AT&T's (NYSE: T) Ralph de la Vega said the carrier is not focused on trying to get customers to switch to AT&T from rival carriers. Instead, he said the carrier is working to retain its high-value wireless customers.
Separately, AT&T raised its overall guidance for this year and the coming years due to what the carrier said was an improved business outlook following the close of its acquisition of satellite TV company DirecTV.
During the carrier's analyst day today, de la Vega, CEO of the carrier's Mobile & Business Solutions Group, said the carrier has increased the number of its postpaid wireless customers during the past year by around 3 million. He said that the carrier has also increased the number of its prepaid subscribers by around 4 million during the same period.
"We have not pursued the switcher segment, which is characterized by aggressive promotions, low prices and high churn," de la Vega said. "Instead, we have focused on retaining our high value customers."
De la Vega specifically pointed to AT&T's successes in prepaid, noting that the results from the carrier's Cricket and GoPhone brands "have simply been amazing." He said that during the first half of this year, AT&T netted a total of 429,000 prepaid customers--which he said was more than the rest of the industry combined. And he said prepaid customers are delivering increased revenues: He said Cricket's smartphone customers generate average revenues per user of around $42 per month.

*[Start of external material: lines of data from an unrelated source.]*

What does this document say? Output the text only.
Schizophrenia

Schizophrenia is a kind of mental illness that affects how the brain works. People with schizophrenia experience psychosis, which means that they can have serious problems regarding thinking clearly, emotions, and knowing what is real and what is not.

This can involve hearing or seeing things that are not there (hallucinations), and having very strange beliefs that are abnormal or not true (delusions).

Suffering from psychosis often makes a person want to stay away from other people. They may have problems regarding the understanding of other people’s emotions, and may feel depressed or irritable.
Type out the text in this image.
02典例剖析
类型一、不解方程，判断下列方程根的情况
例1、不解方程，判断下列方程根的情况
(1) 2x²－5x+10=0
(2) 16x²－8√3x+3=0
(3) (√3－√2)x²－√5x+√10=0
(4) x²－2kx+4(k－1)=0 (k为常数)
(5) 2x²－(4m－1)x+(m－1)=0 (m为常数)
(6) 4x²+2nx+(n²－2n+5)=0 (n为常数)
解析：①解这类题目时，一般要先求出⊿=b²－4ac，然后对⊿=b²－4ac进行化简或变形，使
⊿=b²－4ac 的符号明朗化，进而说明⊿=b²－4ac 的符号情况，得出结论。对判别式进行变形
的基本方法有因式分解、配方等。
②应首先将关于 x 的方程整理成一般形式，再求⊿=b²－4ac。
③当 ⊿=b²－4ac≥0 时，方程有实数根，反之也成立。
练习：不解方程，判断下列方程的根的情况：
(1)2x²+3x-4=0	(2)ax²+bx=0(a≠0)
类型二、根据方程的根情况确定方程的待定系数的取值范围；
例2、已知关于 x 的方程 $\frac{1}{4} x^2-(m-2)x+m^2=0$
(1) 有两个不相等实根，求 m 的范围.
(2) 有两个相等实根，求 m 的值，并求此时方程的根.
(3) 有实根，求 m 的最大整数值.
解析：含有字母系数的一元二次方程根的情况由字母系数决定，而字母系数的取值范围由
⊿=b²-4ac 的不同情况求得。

De la Vega also said AT&T has made progress in cutting costs in its wireless business through efficiently building out its network and making its services easier to use. For evidence, he noted that AT&T's customer care calls have dropped by more than 1 million per month during the past year.
As part of its analyst day, AT&T also updated its guidance for the rest of the year, and the next few years. AT&T raised its free cash flow expectations from around $12 billion for the full year 2015 to around $13 billion or better. And the carrier said its revenues this year will grow at a double-digit rate, faster than the company previously forecast.
The company also increased its 2015 capital expense spending forecast for 2015 from $18 billion to $21 billion, largely to account for DirecTV's expected spending.
Through 2018, AT&T said it expects to grow revenues at a rate equal to or better than the United States' GDP. The company also said it expects its earnings per share would be in the mid-single digits or better.